Why I’m Riding on Rainier Avenue, pt 1: the Boogeystreet

The Big, Bad Road

There is a street in Seattle, not a freeway or a highway or any place that cyclists are forbidden to ride by law, that nonetheless most cyclists advise one another to avoid at all costs. Traffic levels are so high and the average driver apparently so simultaneously clueless and hostile that even dedicated vehicular cyclists hesitate to take its lanes. Rainier Avenue is like the street Seattle bicyclists tell their kids about to scare them into behaving. It’s the Boogeystreet.

I’m gonna get pretty dramatic here. It’s not all so bad. Look at this lovely painted sign near the North end of Rainier!

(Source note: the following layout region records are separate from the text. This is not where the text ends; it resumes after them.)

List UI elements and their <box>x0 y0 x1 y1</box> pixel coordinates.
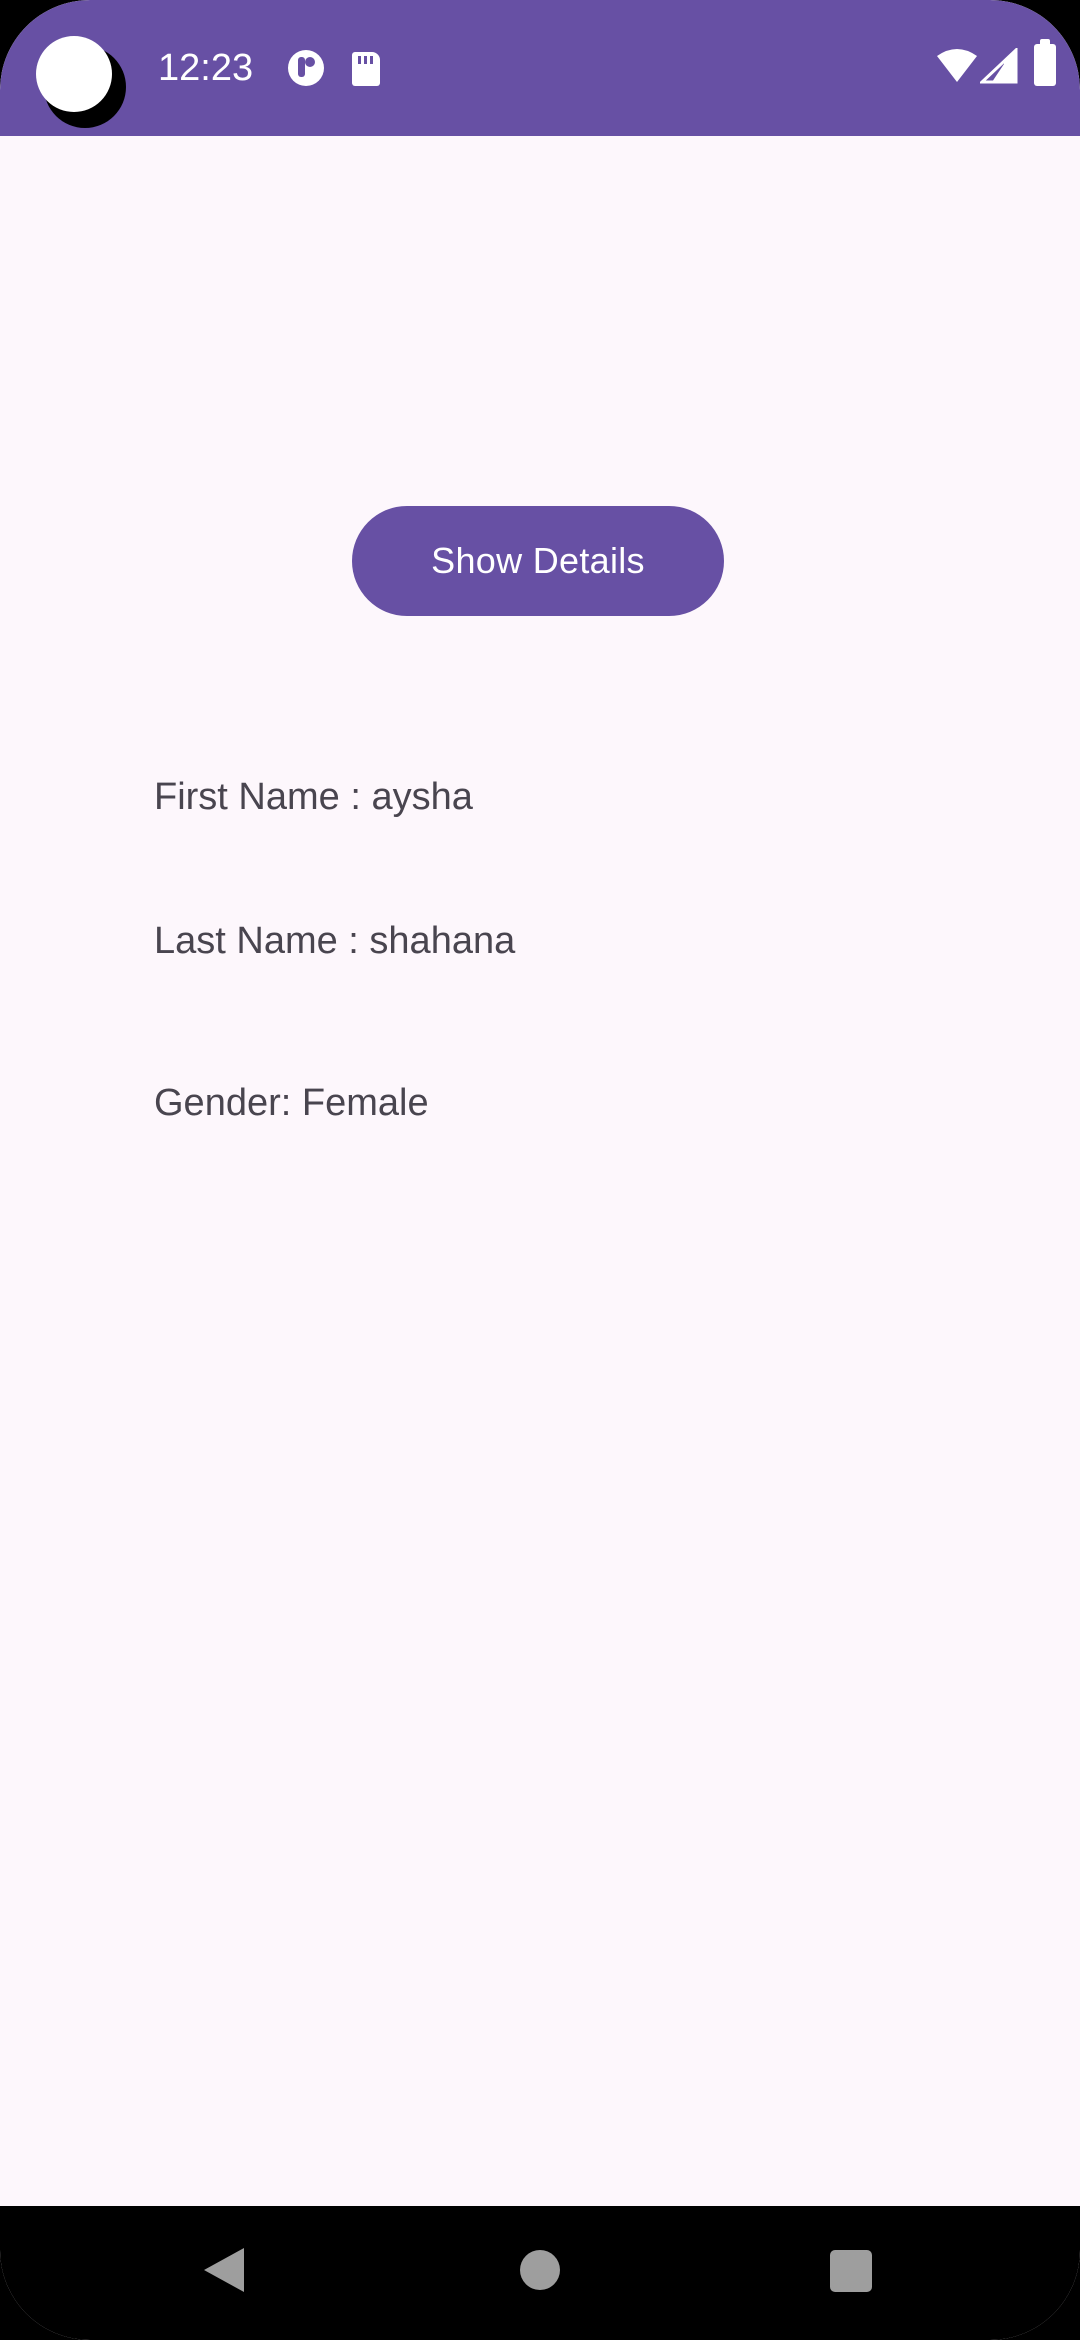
navigation-bar <box>0 2206 1080 2340</box>
back-icon[interactable] <box>204 2248 244 2292</box>
cell-signal-icon <box>980 48 1018 84</box>
first-name-text: First Name : aysha <box>154 776 473 818</box>
status-bar: 12:23 <box>0 0 1080 136</box>
status-time: 12:23 <box>158 47 254 89</box>
recents-icon[interactable] <box>830 2250 872 2292</box>
wifi-icon <box>937 49 977 82</box>
camera-cutout <box>36 36 128 128</box>
sd-card-icon <box>352 52 380 86</box>
phone-screen: 12:23 Show Details First Name : aysha La… <box>0 0 1080 2340</box>
show-details-button[interactable]: Show Details <box>352 506 724 616</box>
battery-icon <box>1034 39 1056 86</box>
camera-lens <box>36 36 112 112</box>
home-icon[interactable] <box>520 2250 560 2290</box>
gender-text: Gender: Female <box>154 1082 429 1124</box>
last-name-text: Last Name : shahana <box>154 920 516 962</box>
notification-icon <box>288 50 324 86</box>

What makes it worse is that Rainier Avenue is a very tempting route, especially on paper. It is the only direct connection between Central and South East Seattle (at least on a map). It is also the only flat route between these areas.

This one monster roadway and the stuff built up alongside it basically hog the entire floor of the Rainier Valley from Dearborn to Rainier Beach, where Rainier Ave heads for the lake and Renton Avenue takes over as Car Commuter Speedway #1. There is literally no alternative route within the valley, no wiggle along side streets that does not take the rider up and over several little ridges and humps as they cling to the side of the hills to the East and West of Rainier Ave.

The traffic is fast and multilaned and cyclists are not expected or seemingly welcomed to share the road. On top of all that, Rainier Avenue and most of the developments along it are ugly ugly ugly.

grrr, grrrr, grrrrrr!

Riders from other parts of the city often assume Rainier Ave is the only way to access SE Seattle and thus write off the South End as not for bikers. Sometimes it feels like the city gov’t has as well. That may be improving, but its hard to see how bicycle riders in the Rainier Valley can have the safe and comfortable a ride they deserve until something is done to slow Rainier Avenue down.